Wakil Ketua Parlemen, Elias Bou Saab, negosiator utama Libanon dalam kesepakatan itu, mengatakan dia “diyakinkan” berulang kali oleh AS bahwa perubahan kepemimpinan di “Israel” tidak akan berdampak.
“Saya bertanya berkali-kali, termasuk selama negosiasi dan setelah fakta – terutama ketika Netanyahu mengatakan bahwa jika dia menang, dia akan membatalkan kesepakatan – apakah kemenangannya akan memengaruhi kesepakatan? Jawaban dari pihak Amerika selalu tidak,” katanya kepada Reuters.
Dia mengatakan membatalkan kesepakatan akan membuat masalah dengan AS sebagai penjaminnya.
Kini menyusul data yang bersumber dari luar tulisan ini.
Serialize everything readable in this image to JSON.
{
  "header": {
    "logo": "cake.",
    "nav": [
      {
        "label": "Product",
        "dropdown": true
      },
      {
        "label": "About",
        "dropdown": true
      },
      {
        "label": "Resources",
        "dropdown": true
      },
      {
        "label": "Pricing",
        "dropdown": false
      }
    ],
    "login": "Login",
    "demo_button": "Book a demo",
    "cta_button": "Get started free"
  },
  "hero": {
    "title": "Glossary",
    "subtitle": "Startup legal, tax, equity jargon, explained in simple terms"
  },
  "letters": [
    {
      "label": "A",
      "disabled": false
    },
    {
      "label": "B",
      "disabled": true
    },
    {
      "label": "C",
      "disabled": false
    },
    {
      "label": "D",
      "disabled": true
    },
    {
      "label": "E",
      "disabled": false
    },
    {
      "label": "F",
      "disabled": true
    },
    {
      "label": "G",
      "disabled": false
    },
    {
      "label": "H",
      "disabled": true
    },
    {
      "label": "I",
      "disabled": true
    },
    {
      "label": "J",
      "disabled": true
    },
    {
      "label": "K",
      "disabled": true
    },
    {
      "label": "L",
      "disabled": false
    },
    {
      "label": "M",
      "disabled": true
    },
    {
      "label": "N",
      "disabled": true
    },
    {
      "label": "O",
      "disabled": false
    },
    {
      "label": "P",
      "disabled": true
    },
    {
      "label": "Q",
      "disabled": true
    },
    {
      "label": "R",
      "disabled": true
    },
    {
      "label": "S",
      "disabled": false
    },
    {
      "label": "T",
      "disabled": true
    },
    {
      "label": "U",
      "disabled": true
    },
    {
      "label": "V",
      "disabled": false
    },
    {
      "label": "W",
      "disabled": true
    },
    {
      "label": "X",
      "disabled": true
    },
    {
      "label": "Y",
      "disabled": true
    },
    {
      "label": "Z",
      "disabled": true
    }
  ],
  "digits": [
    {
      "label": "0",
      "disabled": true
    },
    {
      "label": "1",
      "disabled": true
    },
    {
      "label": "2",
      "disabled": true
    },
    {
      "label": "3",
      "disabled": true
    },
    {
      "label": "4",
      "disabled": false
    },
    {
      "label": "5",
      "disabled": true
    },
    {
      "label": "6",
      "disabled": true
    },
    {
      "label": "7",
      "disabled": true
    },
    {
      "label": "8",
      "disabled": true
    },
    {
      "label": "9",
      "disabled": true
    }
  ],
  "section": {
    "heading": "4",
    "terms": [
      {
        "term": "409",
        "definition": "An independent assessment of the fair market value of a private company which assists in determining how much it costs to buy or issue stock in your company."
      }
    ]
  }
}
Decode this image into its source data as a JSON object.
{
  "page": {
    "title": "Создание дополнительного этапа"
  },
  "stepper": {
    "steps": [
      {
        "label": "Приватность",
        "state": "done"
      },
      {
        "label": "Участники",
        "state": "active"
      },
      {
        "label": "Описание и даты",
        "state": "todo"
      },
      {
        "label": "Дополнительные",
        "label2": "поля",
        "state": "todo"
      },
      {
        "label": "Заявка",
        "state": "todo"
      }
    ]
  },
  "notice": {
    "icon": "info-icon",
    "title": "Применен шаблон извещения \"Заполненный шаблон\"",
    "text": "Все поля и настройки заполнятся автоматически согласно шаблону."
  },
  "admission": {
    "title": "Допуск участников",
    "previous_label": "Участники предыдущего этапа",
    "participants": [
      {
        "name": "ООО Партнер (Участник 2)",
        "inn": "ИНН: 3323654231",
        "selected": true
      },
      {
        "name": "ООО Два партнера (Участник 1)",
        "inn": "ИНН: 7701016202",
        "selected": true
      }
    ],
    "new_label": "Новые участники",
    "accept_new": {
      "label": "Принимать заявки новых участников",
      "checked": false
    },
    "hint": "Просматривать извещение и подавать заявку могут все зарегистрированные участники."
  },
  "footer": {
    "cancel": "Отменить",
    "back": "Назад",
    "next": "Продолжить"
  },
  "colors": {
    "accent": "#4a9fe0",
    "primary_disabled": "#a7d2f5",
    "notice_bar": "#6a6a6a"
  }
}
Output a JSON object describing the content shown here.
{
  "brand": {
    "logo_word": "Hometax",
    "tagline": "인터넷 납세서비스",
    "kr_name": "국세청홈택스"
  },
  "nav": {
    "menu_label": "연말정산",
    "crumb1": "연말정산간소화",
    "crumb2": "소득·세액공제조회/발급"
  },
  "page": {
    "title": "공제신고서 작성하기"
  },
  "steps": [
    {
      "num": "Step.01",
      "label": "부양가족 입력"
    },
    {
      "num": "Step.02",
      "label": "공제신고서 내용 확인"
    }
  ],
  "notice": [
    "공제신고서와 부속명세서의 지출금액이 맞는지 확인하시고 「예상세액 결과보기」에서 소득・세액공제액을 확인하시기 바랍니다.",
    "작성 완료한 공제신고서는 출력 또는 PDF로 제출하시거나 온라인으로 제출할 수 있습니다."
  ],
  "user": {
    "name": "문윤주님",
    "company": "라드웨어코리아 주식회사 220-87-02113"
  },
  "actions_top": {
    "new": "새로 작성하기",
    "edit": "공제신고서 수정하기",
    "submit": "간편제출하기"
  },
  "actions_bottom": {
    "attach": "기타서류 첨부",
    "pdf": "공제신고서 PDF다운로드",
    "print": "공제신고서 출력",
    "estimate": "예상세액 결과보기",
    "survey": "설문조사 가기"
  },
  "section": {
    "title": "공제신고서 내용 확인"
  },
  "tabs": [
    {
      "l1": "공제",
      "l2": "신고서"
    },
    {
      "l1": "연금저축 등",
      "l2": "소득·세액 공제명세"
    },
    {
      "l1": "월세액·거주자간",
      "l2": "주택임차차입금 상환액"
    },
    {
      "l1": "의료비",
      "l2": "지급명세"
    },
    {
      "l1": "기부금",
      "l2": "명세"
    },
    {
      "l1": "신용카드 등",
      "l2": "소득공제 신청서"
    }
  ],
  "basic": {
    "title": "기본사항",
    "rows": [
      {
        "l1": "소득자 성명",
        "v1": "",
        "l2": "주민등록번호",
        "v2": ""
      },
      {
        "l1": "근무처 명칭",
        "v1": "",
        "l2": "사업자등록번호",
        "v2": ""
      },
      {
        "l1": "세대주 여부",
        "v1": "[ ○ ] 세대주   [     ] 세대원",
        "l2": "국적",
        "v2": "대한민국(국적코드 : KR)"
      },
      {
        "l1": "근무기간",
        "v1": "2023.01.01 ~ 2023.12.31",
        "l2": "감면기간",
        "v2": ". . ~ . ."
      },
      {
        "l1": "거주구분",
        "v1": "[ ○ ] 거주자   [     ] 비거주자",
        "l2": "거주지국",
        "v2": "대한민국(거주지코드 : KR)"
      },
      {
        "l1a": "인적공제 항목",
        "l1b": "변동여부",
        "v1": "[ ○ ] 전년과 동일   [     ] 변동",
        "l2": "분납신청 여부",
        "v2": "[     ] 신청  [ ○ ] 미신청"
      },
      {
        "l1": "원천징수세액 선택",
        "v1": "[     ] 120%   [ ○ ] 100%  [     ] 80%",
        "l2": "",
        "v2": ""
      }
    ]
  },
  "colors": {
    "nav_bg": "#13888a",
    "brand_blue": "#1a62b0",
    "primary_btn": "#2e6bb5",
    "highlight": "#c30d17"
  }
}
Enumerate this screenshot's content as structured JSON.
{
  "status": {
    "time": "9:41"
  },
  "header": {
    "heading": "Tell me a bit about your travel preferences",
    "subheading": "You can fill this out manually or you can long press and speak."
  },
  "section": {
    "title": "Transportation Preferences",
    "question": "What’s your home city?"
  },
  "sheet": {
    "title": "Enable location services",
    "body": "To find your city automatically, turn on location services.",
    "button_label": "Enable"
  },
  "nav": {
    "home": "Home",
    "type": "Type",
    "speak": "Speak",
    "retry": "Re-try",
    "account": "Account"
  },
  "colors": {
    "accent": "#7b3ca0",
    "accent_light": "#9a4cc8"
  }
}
“Apakah kita menginginkan stabilitas dan kemakmuran dan pertumbuhan ekonomi bagi kedua negara atau apakah kita menginginkan konflik yang dapat mengarah pada perang? Itu keputusan yang harus dipikirkan seseorang dengan sangat hati-hati,” katanya. (haninmazaya/arrahmah.id)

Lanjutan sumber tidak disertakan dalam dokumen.